In 1922 Frankland decided to take his team on a tour of Canada and the United States. The team included Carmen Pomies, Jennie Harris, Daisy Clayton, Alice Kell, Florrie Redford, Florrie Haslam, Alice Woods, Jessie Walmsley, Lily Parr, Molly Walker, Lily Lee, Alice Mills, Annie Crozier, May Graham, Lily Stanley and R. J. Garrier. Their regular goalkeeper, Peggy Mason, was unable to go due to the recent death of her mother.
When the Dick Kerr Ladies arrived in Quebec on 22nd December, 1922, they discovered that the Dominion Football Association had banned them from playing against Canadian teams. They were accepted in the United States, and even though they were sometimes forced to play against men, they lost only 3 out of 9 games. They visited Boston, Baltimore, St. Louis, Washington, Detroit, Chicago and Philadelphia during their tour of America.
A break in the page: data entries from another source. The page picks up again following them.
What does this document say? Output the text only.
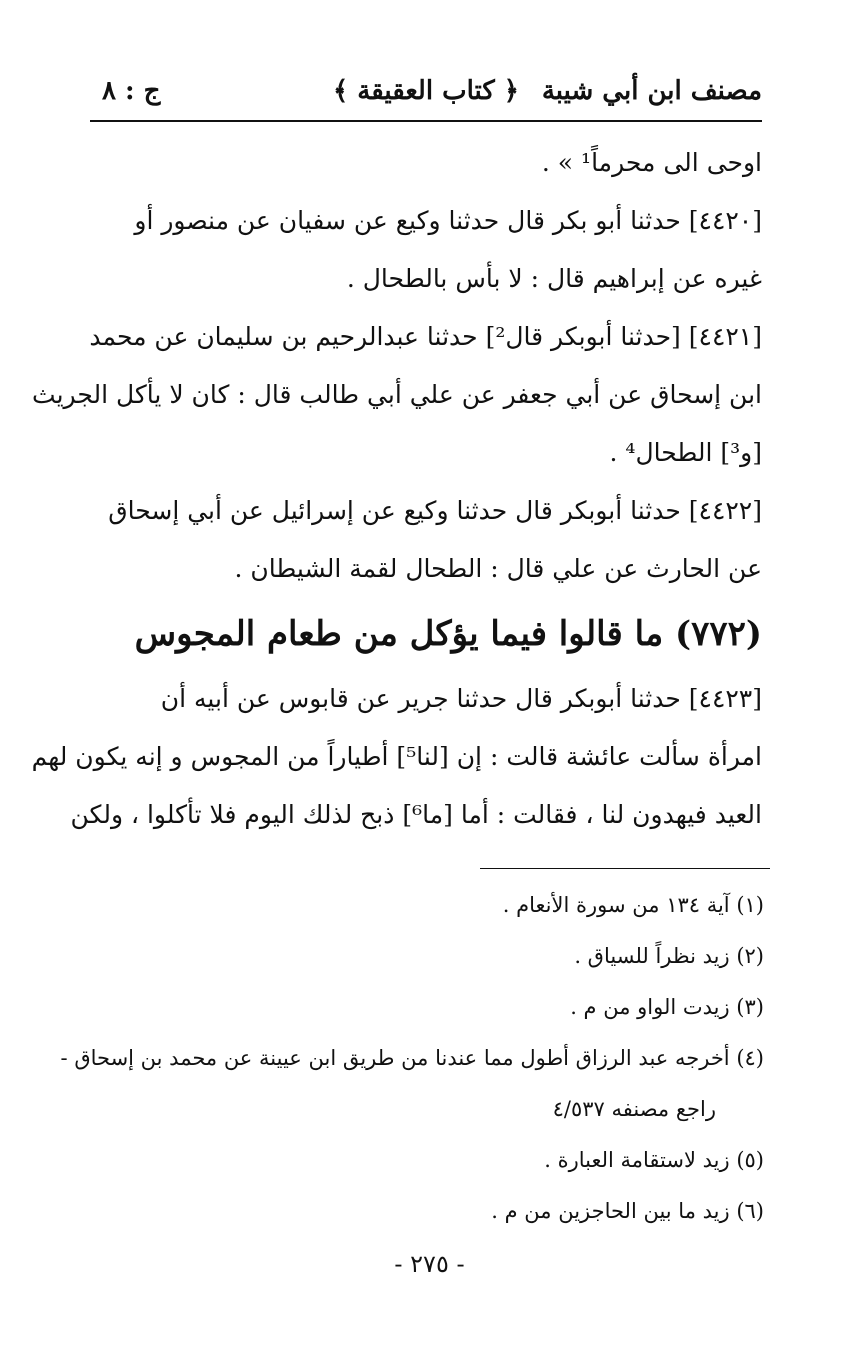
مصنف ابن أبي شيبة
﴿ كتاب العقيقة ﴾
ج : ٨
اوحى الى محرماً¹ » .
[٤٤٢٠] حدثنا أبو بكر قال حدثنا وكيع عن سفيان عن منصور أو
غيره عن إبراهيم قال : لا بأس بالطحال .
[٤٤٢١] [حدثنا أبوبكر قال²] حدثنا عبدالرحيم بن سليمان عن محمد
ابن إسحاق عن أبي جعفر عن علي أبي طالب قال : كان لا يأكل الجريث
[و³] الطحال⁴ .
[٤٤٢٢] حدثنا أبوبكر قال حدثنا وكيع عن إسرائيل عن أبي إسحاق
عن الحارث عن علي قال : الطحال لقمة الشيطان .
(٧٧٢) ما قالوا فيما يؤكل من طعام المجوس
[٤٤٢٣] حدثنا أبوبكر قال حدثنا جرير عن قابوس عن أبيه أن
امرأة سألت عائشة قالت : إن [لنا⁵] أطياراً من المجوس و إنه يكون لهم
العيد فيهدون لنا ، فقالت : أما [ما⁶] ذبح لذلك اليوم فلا تأكلوا ، ولكن
(١) آية ١٣٤ من سورة الأنعام .
(٢) زيد نظراً للسياق .
(٣) زيدت الواو من م .
(٤) أخرجه عبد الرزاق أطول مما عندنا من طريق ابن عيينة عن محمد بن إسحاق -
راجع مصنفه ٤/٥٣٧
(٥) زيد لاستقامة العبارة .
(٦) زيد ما بين الحاجزين من م .
- ٢٧٥ -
Florrie Redford was the leading scorer on the tour but Lily Parr was considered the star player and American newspapers reported that she was the "most brilliant female player in the world". One member of the team, Alice Mills, met her future husband at one of the games, and would later return to marry him and become an American citizen.
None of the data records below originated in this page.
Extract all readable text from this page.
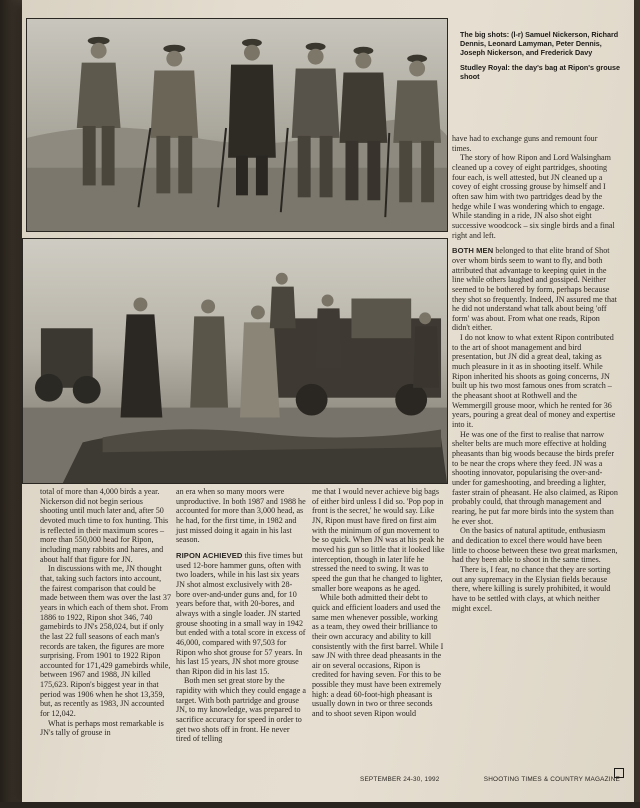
The big shots: (l-r) Samuel Nickerson, Richard Dennis, Leonard Lamyman, Peter Dennis, Joseph Nickerson, and Frederick Davy

Studley Royal: the day's bag at Ripon's grouse shoot

have had to exchange guns and remount four times.

The story of how Ripon and Lord Walsingham cleaned up a covey of eight partridges, shooting four each, is well attested, but JN cleaned up a covey of eight crossing grouse by himself and I often saw him with two partridges dead by the hedge while I was wondering which to engage. While standing in a ride, JN also shot eight successive woodcock – six single birds and a final right and left.

BOTH MEN belonged to that elite brand of Shot over whom birds seem to want to fly, and both attributed that advantage to keeping quiet in the line while others laughed and gossiped. Neither seemed to be bothered by form, perhaps because they shot so frequently. Indeed, JN assured me that he did not understand what talk about being 'off form' was about. From what one reads, Ripon didn't either.

I do not know to what extent Ripon contributed to the art of shoot management and bird presentation, but JN did a great deal, taking as much pleasure in it as in shooting itself. While Ripon inherited his shoots as going concerns, JN built up his two most famous ones from scratch – the pheasant shoot at Rothwell and the Wemmergill grouse moor, which he rented for 36 years, pouring a great deal of money and expertise into it.

He was one of the first to realise that narrow shelter belts are much more effective at holding pheasants than big woods because the birds prefer to be near the crops where they feed. JN was a shooting innovator, popularising the over-and-under for gameshooting, and breeding a lighter, faster strain of pheasant. He also claimed, as Ripon probably could, that through management and rearing, he put far more birds into the system than he ever shot.

On the basics of natural aptitude, enthusiasm and dedication to excel there would have been little to choose between these two great marksmen, had they been able to shoot in the same times.

There is, I fear, no chance that they are sorting out any supremacy in the Elysian fields because there, where killing is surely prohibited, it would have to be settled with clays, at which neither might excel.

total of more than 4,000 birds a year. Nickerson did not begin serious shooting until much later and, after 50 devoted much time to fox hunting. This is reflected in their maximum scores – more than 550,000 head for Ripon, including many rabbits and hares, and about half that figure for JN.

In discussions with me, JN thought that, taking such factors into account, the fairest comparison that could be made between them was over the last 37 years in which each of them shot. From 1886 to 1922, Ripon shot 346, 740 gamebirds to JN's 258,024, but if only the last 22 full seasons of each man's records are taken, the figures are more surprising. From 1901 to 1922 Ripon accounted for 171,429 gamebirds while, between 1967 and 1988, JN killed 175,623. Ripon's biggest year in that period was 1906 when he shot 13,359, but, as recently as 1983, JN accounted for 12,042.

What is perhaps most remarkable is JN's tally of grouse in

an era when so many moors were unproductive. In both 1987 and 1988 he accounted for more than 3,000 head, as he had, for the first time, in 1982 and just missed doing it again in his last season.

RIPON ACHIEVED this five times but used 12-bore hammer guns, often with two loaders, while in his last six years JN shot almost exclusively with 28-bore over-and-under guns and, for 10 years before that, with 20-bores, and always with a single loader. JN started grouse shooting in a small way in 1942 but ended with a total score in excess of 46,000, compared with 97,503 for Ripon who shot grouse for 57 years. In his last 15 years, JN shot more grouse than Ripon did in his last 15.

Both men set great store by the rapidity with which they could engage a target. With both partridge and grouse JN, to my knowledge, was prepared to sacrifice accuracy for speed in order to get two shots off in front. He never tired of telling

me that I would never achieve big bags of either bird unless I did so. 'Pop pop in front is the secret,' he would say. Like JN, Ripon must have fired on first aim with the minimum of gun movement to be so quick. When JN was at his peak he moved his gun so little that it looked like interception, though in later life he stressed the need to swing. It was to speed the gun that he changed to lighter, smaller bore weapons as he aged.

While both admitted their debt to quick and efficient loaders and used the same men whenever possible, working as a team, they owed their brilliance to their own accuracy and ability to kill consistently with the first barrel. While I saw JN with three dead pheasants in the air on several occasions, Ripon is credited for having seven. For this to be possible they must have been extremely high: a dead 60-foot-high pheasant is usually down in two or three seconds and to shoot seven Ripon would

SEPTEMBER 24-30, 1992	SHOOTING TIMES & COUNTRY MAGAZINE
In Philadelphia four members of the team, Jennie Harris, Florrie Haslam, Lily Parr, and Molly Walker, met the American Women's Olympic team in a relay race of about a quarter of a mile. Even though their fastest runner, Alice Woods, was unavailable through illness, the Preston ladies still won the race.
Dick Kerr Ladies continued to play charity games in England but denied access by the Football Association to the large venues, the money raised was disappointing when compared to the years immediately following the First World War. In 1923 the French Ladies came over for their annual tour of England. They played against Dick Kerr Ladies at Cardiff Arms Park. Part of the proceeds were for the Rheims Cathedral Fund in France.
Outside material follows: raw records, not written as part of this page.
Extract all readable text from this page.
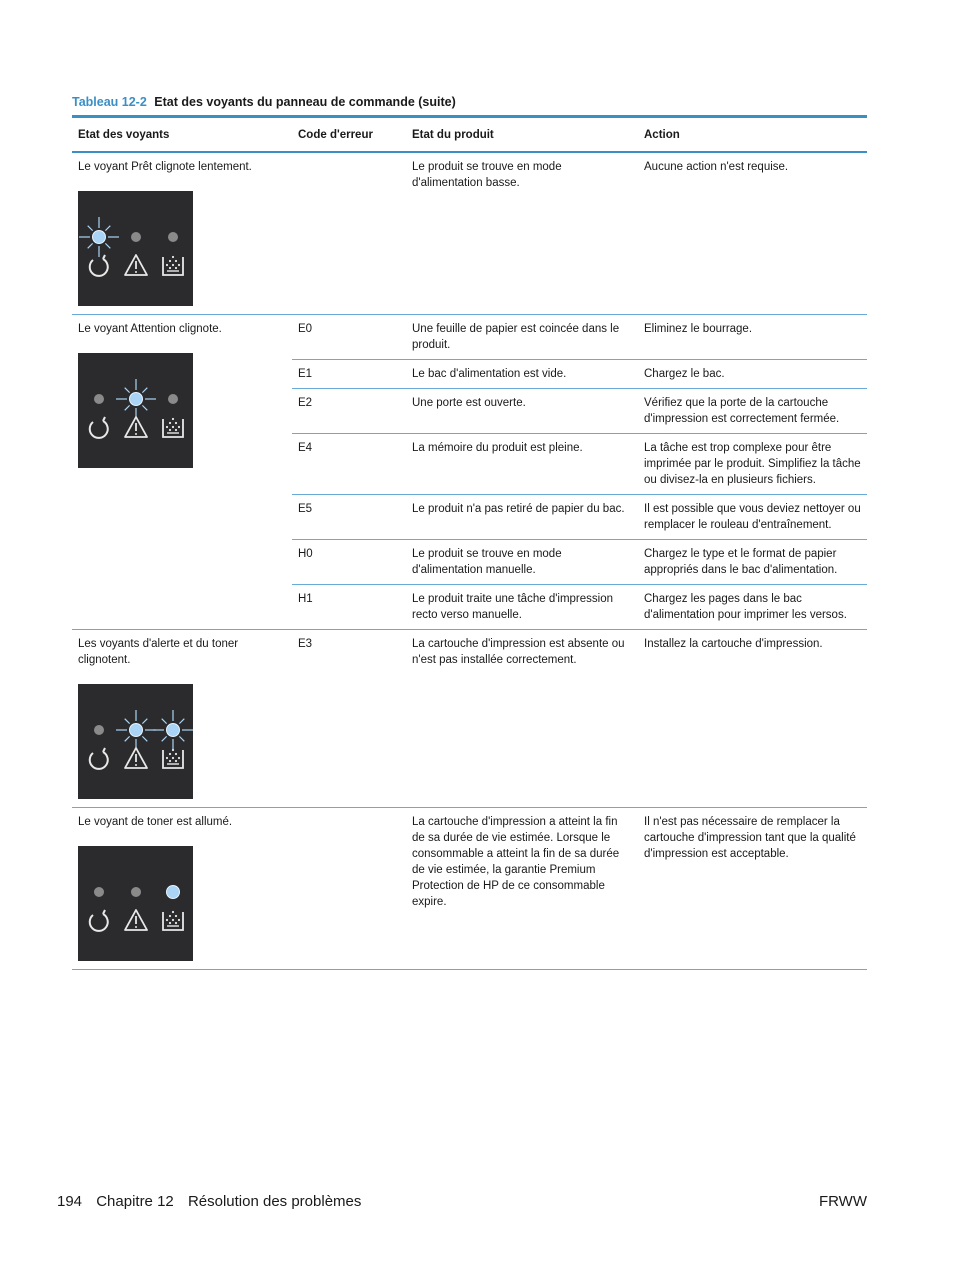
Tableau 12-2 Etat des voyants du panneau de commande (suite)
Etat des voyants	Code d'erreur	Etat du produit	Action

Le voyant Prêt clignote lentement.		Le produit se trouve en mode d'alimentation basse.	Aucune action n'est requise.

Le voyant Attention clignote.	E0	Une feuille de papier est coincée dans le produit.	Eliminez le bourrage.
	E1	Le bac d'alimentation est vide.	Chargez le bac.
	E2	Une porte est ouverte.	Vérifiez que la porte de la cartouche d'impression est correctement fermée.
	E4	La mémoire du produit est pleine.	La tâche est trop complexe pour être imprimée par le produit. Simplifiez la tâche ou divisez-la en plusieurs fichiers.
	E5	Le produit n'a pas retiré de papier du bac.	Il est possible que vous deviez nettoyer ou remplacer le rouleau d'entraînement.
	H0	Le produit se trouve en mode d'alimentation manuelle.	Chargez le type et le format de papier appropriés dans le bac d'alimentation.
	H1	Le produit traite une tâche d'impression recto verso manuelle.	Chargez les pages dans le bac d'alimentation pour imprimer les versos.

Les voyants d'alerte et du toner clignotent.	E3	La cartouche d'impression est absente ou n'est pas installée correctement.	Installez la cartouche d'impression.

Le voyant de toner est allumé.		La cartouche d'impression a atteint la fin de sa durée de vie estimée. Lorsque le consommable a atteint la fin de sa durée de vie estimée, la garantie Premium Protection de HP de ce consommable expire.	Il n'est pas nécessaire de remplacer la cartouche d'impression tant que la qualité d'impression est acceptable.
194 Chapitre 12 Résolution des problèmes	FRWW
Carmen Pomies eventually returned to France where she continued to play football. This stopped after the invasion of France in 1940. She wrote to a friend that "the Germans had stopped us from playing".
During the Second World War Pomies was a member of the French Forces of the Interior (FFI) and was one of the heroines of the French Resistance. In a letter to Alfred Frankland she explained that "I did it with all my heart and strength. I went on the barricades and fought my part."
Pomies worked in an office where a German officer signed passports. She was able to serve the Conseil National de la Resistance (CNR) and help people escape France by obtaining passports for those who were wanted by the Gestapo.